Par un jugement n° 1802845 du 25 février 2021, le tribunal administratif de Nantes a rejeté leur demande.
Procédure devant la cour :
Par une requête et des mémoires, enregistrés les 5 mai, 6 mai, 29 octobre, 16 novembre, 29 novembre et 23 décembre 2021, un mémoire récapitulatif produit le 28 janvier 2022 en application de l’article R. 611-8-1 du code de justice administrative, et des mémoires enregistrés les 25 février et 11 mars 2022, l’association « Bien vivre dans le calme », la Société pour la protection des paysages et de l’esthétique de la France, l’association des amis du domaine médiéval de Moullins, Mme X… et M. F… M…, Mme AO… et M. C… N…, Mme I… et M. Q… AC…, Mme AE… et M. AF… H…, Mme AL… et M. R… B…, Mme X… et M. D… AB…, Mme AI… et M. AN… S…, M. V… et Mme E… A… J…, M. AA… O…, Mme P… et M. T… Y…, Mme K… et M. C… G… Z…, Mme AM… L…, Mme U… L…, Mme AK… et M. AD… AG…, Mme AI… et M. AJ… W…, représentés par Me Echezar, demandent à la cour d’annuler ce jugement du tribunal administratif de Nantes ainsi que l’arrêté du 20 novembre 2017 du préfet de la Sarthe.
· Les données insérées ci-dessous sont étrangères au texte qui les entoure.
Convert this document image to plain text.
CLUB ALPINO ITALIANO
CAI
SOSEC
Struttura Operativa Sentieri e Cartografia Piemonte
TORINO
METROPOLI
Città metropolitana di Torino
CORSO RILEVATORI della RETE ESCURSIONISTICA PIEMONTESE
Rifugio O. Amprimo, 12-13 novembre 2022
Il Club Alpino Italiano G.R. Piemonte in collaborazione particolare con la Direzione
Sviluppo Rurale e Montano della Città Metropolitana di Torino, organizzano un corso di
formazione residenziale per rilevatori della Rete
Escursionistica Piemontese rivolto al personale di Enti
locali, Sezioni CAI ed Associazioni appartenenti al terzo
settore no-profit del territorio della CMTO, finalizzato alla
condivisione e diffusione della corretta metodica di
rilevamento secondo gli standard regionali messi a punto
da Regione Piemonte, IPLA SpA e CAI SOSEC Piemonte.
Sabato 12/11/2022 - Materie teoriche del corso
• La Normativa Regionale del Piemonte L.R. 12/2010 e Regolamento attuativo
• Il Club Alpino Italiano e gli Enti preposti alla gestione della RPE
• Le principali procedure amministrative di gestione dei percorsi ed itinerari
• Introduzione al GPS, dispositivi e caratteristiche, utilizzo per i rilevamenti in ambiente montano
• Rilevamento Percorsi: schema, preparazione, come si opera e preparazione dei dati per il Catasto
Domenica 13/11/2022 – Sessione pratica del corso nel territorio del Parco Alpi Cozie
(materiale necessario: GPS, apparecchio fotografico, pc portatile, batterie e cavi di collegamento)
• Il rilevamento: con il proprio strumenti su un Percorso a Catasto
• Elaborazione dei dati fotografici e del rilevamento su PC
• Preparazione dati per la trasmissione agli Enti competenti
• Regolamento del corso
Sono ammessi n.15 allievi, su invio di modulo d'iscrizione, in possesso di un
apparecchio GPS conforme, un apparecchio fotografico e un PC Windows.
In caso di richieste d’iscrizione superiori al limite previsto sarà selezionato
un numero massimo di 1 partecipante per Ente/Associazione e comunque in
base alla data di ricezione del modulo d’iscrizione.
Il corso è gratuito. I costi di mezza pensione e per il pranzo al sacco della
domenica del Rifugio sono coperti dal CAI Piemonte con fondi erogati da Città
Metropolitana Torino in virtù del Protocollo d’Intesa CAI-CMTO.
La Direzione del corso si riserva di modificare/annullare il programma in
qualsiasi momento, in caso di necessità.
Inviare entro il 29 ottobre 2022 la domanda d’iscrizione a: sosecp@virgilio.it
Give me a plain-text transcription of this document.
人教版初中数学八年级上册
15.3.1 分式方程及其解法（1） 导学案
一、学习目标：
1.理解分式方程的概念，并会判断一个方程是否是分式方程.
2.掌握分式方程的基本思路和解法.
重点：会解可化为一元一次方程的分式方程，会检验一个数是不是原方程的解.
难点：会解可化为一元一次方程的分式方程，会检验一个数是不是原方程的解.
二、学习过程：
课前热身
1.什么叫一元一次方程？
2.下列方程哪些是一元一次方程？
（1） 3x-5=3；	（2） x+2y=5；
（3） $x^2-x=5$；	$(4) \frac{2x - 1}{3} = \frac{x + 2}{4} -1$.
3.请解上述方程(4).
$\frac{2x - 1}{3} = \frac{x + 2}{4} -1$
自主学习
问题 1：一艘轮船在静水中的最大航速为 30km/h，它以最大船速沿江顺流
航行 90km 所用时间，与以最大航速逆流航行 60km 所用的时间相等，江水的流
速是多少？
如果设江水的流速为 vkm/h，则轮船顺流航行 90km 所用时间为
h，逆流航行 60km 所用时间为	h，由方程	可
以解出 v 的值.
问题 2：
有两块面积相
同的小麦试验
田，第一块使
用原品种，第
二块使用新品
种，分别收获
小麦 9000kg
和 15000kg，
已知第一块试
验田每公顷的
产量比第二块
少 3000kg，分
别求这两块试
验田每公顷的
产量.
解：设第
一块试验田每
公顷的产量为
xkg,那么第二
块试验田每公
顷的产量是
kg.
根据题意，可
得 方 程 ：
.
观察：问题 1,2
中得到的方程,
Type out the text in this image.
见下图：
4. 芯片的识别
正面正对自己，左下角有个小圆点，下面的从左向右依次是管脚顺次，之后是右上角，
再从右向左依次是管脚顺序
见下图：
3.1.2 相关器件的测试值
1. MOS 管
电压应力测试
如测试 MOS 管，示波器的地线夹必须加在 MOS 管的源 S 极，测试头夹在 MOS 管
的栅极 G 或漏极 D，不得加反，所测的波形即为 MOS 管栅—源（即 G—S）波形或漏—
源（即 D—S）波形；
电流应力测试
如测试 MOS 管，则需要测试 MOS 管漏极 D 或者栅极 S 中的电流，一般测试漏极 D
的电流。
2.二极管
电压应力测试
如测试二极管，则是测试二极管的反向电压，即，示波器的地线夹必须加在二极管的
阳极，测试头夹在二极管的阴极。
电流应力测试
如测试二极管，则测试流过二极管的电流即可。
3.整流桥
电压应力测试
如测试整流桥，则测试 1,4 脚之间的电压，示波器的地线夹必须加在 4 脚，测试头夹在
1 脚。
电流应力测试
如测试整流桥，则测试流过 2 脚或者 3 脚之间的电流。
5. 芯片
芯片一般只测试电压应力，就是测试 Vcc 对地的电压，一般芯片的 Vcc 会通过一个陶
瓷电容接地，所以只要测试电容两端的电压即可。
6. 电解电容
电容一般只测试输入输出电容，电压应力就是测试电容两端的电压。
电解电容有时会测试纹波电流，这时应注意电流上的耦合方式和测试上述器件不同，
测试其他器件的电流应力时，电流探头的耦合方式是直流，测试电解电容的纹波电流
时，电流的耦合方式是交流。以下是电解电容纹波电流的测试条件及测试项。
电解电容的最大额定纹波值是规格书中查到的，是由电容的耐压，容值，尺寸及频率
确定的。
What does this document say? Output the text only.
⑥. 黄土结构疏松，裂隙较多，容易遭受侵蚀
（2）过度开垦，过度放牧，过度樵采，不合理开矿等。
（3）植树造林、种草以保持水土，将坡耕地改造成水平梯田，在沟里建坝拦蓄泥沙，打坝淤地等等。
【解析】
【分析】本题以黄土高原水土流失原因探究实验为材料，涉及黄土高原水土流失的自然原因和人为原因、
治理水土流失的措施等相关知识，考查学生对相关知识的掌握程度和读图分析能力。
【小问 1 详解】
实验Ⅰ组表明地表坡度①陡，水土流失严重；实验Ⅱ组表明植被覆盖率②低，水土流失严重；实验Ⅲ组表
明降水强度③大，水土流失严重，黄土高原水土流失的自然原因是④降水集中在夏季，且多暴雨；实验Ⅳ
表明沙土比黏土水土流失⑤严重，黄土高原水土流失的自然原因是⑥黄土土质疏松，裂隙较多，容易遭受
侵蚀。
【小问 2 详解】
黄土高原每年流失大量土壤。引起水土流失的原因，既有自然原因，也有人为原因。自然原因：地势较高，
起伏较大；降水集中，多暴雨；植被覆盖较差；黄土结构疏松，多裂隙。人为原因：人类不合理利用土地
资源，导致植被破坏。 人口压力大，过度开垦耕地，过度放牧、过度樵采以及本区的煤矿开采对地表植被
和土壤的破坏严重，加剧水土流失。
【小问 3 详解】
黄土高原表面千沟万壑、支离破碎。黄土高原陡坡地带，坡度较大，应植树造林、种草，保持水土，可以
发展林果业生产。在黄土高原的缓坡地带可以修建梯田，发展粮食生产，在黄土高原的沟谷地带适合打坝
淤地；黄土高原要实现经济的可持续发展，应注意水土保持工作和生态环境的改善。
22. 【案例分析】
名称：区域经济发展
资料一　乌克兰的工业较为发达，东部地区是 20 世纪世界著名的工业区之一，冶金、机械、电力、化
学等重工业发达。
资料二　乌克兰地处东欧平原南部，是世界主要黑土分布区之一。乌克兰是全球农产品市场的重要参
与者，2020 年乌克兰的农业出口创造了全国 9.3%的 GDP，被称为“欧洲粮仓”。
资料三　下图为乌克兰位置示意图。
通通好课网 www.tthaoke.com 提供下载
Par des mémoires en défense, enregistrés les 7 septembre, 12 novembre et 10 décembre 2021, 18 janvier 2022, un mémoire récapitulatif produit le 14 février 2022 en application de l’article R. 611-8-1 du code de justice administrative, et un mémoire enregistré le 3 mars 2022, la société Centrale éolienne de la Voie verte, représentée par Me Duval, conclut au rejet de la requête et demande à la cour de mettre à la charge de chacun des requérants une somme de 1 000 euros au titre de l’article L. 761-1 du code de justice administrative.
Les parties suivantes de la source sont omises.